Using an advanced imaging technique, researchers at Albert Einstein College of Medicine were able to predict which patients who’d recently suffered concussions were likely to fully recover. The study also sheds light on the brain’s mechanisms for repairing or compensating for concussion injuries—information that could speed the development of therapies. The study was published online today in the American Journal of Neuroradiology. “Until now, we haven’t had a reliable way to differentiate in advance those who may be burdened long-term and those who would have a complete recovery,” said Sara Strauss, M.D., the study’s lead author.
In the current study, researchers tested whether brain abnormalities identified on DTI of individual concussion patients could distinguish between those patients who will eventually recover and those who will not. DTI was performed on 39 patients diagnosed with mild TBI and on 40 healthy controls. The DTI image of each patient was compared with images for the entire group of healthy controls to see where patients’ brains were abnormal. A year later, 26 of the concussion patients returned for follow-up assessments.

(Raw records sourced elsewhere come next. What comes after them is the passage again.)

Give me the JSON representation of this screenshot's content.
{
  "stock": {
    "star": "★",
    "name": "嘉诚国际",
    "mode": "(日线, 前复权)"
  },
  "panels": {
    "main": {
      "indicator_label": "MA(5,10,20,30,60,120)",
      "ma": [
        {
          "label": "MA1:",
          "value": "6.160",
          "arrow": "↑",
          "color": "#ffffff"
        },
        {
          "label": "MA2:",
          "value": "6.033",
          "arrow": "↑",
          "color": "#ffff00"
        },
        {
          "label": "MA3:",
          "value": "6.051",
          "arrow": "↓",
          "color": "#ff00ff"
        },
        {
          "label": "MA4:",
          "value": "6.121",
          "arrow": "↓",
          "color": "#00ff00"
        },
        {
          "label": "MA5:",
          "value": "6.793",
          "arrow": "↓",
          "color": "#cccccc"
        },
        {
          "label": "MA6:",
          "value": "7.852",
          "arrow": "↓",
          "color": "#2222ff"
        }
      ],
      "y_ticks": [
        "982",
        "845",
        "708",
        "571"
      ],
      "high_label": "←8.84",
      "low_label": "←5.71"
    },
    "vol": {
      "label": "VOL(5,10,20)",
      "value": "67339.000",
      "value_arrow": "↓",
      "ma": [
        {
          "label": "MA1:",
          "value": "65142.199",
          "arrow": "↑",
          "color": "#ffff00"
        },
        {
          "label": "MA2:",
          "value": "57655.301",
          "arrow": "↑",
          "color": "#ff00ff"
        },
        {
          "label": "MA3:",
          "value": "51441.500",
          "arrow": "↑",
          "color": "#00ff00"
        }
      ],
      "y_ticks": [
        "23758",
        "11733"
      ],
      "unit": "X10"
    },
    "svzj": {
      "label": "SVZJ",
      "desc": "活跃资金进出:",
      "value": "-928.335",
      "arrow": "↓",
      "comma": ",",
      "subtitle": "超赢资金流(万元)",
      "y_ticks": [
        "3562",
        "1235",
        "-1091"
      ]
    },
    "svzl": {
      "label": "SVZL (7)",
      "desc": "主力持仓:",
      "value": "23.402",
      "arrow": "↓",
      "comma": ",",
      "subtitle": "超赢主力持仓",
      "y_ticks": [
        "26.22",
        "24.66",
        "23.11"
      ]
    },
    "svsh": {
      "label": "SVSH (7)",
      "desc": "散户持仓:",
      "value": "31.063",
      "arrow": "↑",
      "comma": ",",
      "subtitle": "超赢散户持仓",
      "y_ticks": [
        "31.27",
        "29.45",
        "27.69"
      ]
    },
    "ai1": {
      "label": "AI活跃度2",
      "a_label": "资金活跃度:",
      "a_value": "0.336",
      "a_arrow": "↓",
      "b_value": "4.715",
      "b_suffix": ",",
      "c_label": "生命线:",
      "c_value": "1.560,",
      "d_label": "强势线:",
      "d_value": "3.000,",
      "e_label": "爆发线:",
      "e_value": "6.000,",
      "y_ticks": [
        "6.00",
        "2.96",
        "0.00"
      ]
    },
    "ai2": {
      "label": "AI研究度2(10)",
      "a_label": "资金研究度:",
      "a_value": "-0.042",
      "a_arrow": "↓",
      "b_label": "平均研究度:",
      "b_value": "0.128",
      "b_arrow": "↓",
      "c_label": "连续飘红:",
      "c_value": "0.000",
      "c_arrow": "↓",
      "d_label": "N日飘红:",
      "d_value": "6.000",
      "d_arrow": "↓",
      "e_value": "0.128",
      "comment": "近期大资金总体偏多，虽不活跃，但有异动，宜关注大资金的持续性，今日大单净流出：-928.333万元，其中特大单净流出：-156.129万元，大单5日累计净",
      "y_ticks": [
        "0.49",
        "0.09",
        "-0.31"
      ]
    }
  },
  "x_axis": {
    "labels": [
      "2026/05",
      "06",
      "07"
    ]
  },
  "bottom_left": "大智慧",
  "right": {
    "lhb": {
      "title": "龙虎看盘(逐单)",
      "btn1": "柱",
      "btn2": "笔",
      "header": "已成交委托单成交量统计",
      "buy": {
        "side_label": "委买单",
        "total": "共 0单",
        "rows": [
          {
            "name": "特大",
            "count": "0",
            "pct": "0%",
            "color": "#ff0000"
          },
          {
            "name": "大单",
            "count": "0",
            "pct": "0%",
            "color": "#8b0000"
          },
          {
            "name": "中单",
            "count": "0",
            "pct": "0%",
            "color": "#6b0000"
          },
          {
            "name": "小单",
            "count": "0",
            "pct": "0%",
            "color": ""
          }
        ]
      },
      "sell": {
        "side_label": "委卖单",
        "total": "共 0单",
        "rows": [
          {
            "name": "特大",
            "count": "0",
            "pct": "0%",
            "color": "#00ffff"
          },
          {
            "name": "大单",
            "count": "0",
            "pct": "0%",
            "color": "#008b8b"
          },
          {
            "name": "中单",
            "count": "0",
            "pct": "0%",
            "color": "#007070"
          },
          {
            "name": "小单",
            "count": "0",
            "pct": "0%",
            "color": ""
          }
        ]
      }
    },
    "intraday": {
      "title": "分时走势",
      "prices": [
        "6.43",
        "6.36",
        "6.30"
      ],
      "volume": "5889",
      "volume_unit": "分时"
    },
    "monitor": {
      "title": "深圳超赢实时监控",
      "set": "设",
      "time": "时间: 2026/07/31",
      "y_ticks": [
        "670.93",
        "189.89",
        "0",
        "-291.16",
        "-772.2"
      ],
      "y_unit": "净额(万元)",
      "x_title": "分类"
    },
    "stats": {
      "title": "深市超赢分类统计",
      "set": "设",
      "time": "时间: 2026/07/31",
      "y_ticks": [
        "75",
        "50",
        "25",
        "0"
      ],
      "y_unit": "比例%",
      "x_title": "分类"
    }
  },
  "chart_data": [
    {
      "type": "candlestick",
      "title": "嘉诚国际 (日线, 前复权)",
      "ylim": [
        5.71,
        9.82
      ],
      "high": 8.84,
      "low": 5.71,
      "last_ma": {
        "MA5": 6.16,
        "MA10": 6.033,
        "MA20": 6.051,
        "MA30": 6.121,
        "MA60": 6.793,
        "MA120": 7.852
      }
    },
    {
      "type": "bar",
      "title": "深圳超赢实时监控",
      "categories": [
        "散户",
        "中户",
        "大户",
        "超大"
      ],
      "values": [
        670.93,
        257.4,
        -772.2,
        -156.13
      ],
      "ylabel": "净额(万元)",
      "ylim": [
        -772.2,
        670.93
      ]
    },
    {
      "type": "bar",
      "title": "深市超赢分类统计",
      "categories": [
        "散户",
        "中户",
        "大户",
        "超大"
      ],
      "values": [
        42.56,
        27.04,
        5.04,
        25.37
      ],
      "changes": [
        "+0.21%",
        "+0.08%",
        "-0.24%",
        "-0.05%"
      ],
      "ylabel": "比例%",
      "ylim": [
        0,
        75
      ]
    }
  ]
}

DTI imaging comparing concussion patients and healthy controls revealed two types of white-matter abnormalities in patients: (1) areas of abnormally low FA that correlate with axon damage and the cognitive impairment that can affect concussion patients; and (2) other brain areas with abnormally high FA that may indicate where the brain has responded favorably to injury, perhaps by more efficiently connecting axons or by remyelinating injured tissue. The amount of high FA imaged in brains predicted patients’ outcomes following concussion. Having a greater volume of abnormally high FA white-matter areas was associated with better outcomes on follow-up assessments.